Officials reacted with only mild concern, saying that the Taliban should comply with their pledge to lay down arms and that the peace deal should be given a chance. Pakistan’s national security adviser, Rehman Malik, said security had actually “improved” in the past two weeks but that force would be “the only option” if the Islamists did not halt their violence.
The government already ceded two provinces and the Taliban didn’t put down their weapons.
The new Taliban push comes amid increasing criticism of the Pakistani government for its confused, ineffective attempts to contain Islamist violence. Faced with a surge in suicide bombings and attacks across the country, the government of President Asif Ali Zardari has alternately tried to fight and appease the insurgents.
More than a year after democratic elections swept secular, pro-democracy parties into power nationally and in the northwest, Zardari and his allies have endorsed a peace deal that allows the Taliban to impose strict Islamic law, or sharia, on the Swat Valley in exchange for laying down their weapons.
Last year I reported on Shah Mahmood Qureshi, Pakistan’s minister of foreign affairs lecture at Princeton University. The entire gist lecture was that Pakistan is a victim of terrorism, and that Afghanistan, India and the US were to blame.
Sure enough, the WaPo article included the “blame America” factor:
A third factor in the confused national reaction to the Swat agreement, and to the wider threat of Islamist violence, is the deep resentment many Pakistanis feel about the U.S. military role here. There is widespread belief that the problem of radical Islam in Pakistan stems from the unfinished war between the United States and the Taliban in next-door Afghanistan, where tens of thousands of U.S. troops are stationed.
As if radical Islam would have never targeted Pakistan in the first place.

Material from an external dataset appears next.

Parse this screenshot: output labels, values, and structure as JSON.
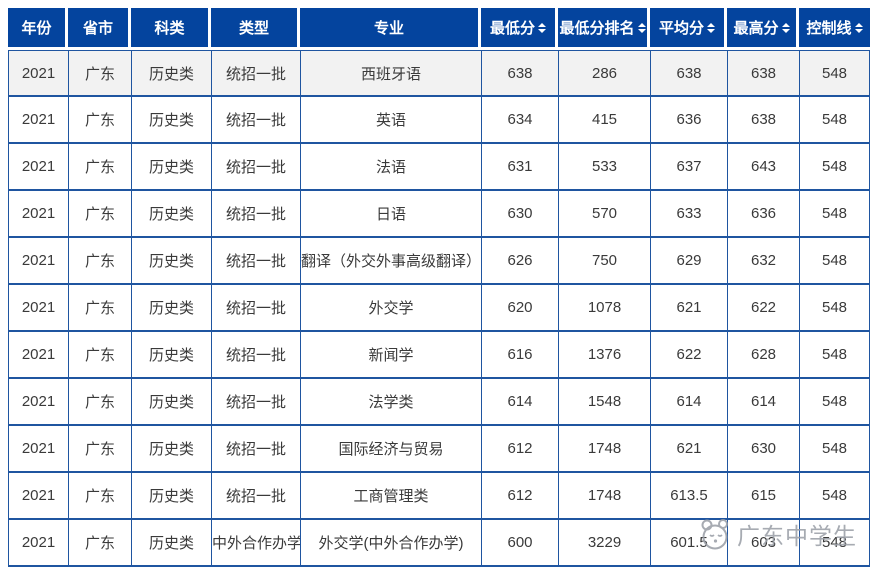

Qureshi last year asserted, “We are willing to take on the Taliban.” Now the Taliban is less than sixty miles away from the capital.
UPDATE
The WaPo now reports that Taliban Fighters Begin Retreat from Northwest Pakistan
Pullout Could Save a Fragile Peace Agreement Between Pakistan, Islamic Forces
PESHAWAR, Pakistan, April 24 — Taliban extremist forces, facing threats of an army assault and a flurry of criticism from Pakistani officials, began withdrawing Friday from a district in northwest Pakistan they had occupied for the past week.
…
There were reports Friday afternoon that some hardline Taliban were refusing to leave Buner, just 60 miles from Islamabad. But regional officials said they assured Taliban leaders at a meeting that Islamic law would be brought quickly to Swat and the adjoining districts if they recalled their fighters back to Swat.
Either way, the Taliban is calling the shots.
Via Memeorandum, Bill Roggio points out,
The Taliban takeover of Haripur would put the Taliban on the doorstep of Islamabad and would also put two major nuclear facilities at risk.
Haripur borders the Margala Hills, a region in the Islamabad Capital Territory. Haripur also borders the Punjab districts of Attock and Rawalpindi.
Attock hosts two major nuclear facilities in Pakistan: the Wah Cantonment Ordnance Complex and the Kamra (Minhas) Airbase. The Wah Cantonment Ordnance Complex host three sites where nuclear weapons and components are stored and assembled and aircraft and missiles are modified for use in nuclear attacks. The nearby Kamra Airbase is thought to host attack aircraft capable of delivering nuclear weapons.
Rawalpindi is the “garrison” city for Pakistan’s military. The city hosts the headquarters of the Army and Air Force, and several nuclear weapons research facilities are also located there.
During 2007 and 2008, The Taliban and al Qaeda conducted several suicide attacks at Pakistani facilities that are thought to house nuclear weapons and research facilities. It is unclear if the suicide attacks were a demonstration of the groups’ capacity to penetrate security at sensitive locations or merely attacks on targets of opportunity.